Read about the rape culture in Africa

‘Let’s Fight Trafficking’ resulted from a 29 hours coding marathon tagged #Hackathon4Justice organised in Lagos between March 22 and 23, 2019. This was a United Nations Office on Drug and Crime (UNODC) funded project in partnership with Facebook and Africa TeenGeeks. The aim project was to spark creativity in young people while promoting their coding capabilities. According to the Outreach and Communication Officer, United Nations Office on Drug and Crime (UNODC), Mr Sylvester Atere, the winners of the competition are expected to participate in the Global #Hackathon4Justice event, scheduled to take place in August 2019 at the Google Headquarters in Silicon Valley, California, United States. Speaking of which, this is a very practical example of the famous saying ‘killing two birds with one stone’.

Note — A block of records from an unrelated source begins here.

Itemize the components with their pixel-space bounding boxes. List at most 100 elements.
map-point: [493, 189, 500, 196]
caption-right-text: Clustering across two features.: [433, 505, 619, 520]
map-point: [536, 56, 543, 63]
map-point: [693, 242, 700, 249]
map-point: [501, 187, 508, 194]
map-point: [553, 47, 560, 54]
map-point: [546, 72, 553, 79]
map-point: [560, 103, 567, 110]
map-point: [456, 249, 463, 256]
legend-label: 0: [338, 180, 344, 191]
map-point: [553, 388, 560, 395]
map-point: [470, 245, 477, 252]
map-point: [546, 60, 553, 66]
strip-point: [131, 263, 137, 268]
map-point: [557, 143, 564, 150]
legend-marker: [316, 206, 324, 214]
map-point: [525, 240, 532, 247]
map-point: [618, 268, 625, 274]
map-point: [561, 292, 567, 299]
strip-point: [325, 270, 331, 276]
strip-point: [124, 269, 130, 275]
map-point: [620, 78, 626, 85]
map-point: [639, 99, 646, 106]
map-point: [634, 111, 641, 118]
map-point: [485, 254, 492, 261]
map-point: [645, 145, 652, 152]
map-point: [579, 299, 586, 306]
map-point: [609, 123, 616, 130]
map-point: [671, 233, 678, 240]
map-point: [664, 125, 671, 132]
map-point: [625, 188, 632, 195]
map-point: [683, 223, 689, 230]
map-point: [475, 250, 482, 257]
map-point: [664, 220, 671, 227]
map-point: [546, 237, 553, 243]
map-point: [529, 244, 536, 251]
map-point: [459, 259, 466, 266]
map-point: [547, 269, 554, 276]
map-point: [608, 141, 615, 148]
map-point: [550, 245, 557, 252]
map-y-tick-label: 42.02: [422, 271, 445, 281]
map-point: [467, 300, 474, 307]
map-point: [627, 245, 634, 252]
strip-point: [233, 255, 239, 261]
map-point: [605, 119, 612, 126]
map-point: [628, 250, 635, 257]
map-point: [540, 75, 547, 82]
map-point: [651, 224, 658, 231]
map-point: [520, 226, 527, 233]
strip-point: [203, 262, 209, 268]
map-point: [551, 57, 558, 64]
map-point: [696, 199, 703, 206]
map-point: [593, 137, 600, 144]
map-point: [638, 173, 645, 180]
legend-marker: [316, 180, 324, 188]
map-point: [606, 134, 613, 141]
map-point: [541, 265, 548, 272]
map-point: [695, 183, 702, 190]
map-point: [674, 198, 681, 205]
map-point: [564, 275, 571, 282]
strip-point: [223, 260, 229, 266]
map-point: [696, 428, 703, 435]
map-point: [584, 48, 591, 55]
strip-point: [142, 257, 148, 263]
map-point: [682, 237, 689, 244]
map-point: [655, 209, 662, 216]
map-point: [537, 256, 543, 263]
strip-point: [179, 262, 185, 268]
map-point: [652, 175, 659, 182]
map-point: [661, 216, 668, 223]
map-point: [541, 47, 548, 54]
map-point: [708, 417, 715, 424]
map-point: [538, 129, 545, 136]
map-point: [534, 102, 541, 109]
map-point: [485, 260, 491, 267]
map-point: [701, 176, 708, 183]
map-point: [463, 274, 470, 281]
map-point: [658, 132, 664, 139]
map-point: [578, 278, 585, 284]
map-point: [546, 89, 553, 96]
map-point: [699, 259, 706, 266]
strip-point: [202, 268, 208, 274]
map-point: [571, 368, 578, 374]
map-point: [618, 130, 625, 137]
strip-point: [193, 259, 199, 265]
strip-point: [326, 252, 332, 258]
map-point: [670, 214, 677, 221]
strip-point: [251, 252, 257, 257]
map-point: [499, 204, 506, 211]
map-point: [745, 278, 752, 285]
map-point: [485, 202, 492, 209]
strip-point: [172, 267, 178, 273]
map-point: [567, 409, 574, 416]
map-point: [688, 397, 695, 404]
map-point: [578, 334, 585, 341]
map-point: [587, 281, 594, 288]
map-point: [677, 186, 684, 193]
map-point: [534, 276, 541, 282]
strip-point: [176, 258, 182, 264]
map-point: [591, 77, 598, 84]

Despite the great potential of this product, it important to note that the product on its own. cannot do the work effectively. The government must provide a supportive system to assist such innovative ideas locally. For instance, increasing literacy levels through proper education: one cannot communicate effectively with people who can’t read or write. Also, provide better network services, better internet connectivity as well as make communication devices like mobile/smart phones readily and easily accessible to the people mostly in rural areas, which are highly targeted by traffickers. Nevertheless, when technology meets innovative minds, with a yearning for positive change, magic is bound to happen. Many young Africans aka the Millennials, are using what they know best, technology, to recreate the plots of the African story that has been profusely stained by the reincarnation of its grievous past, the transatlantic slave trade.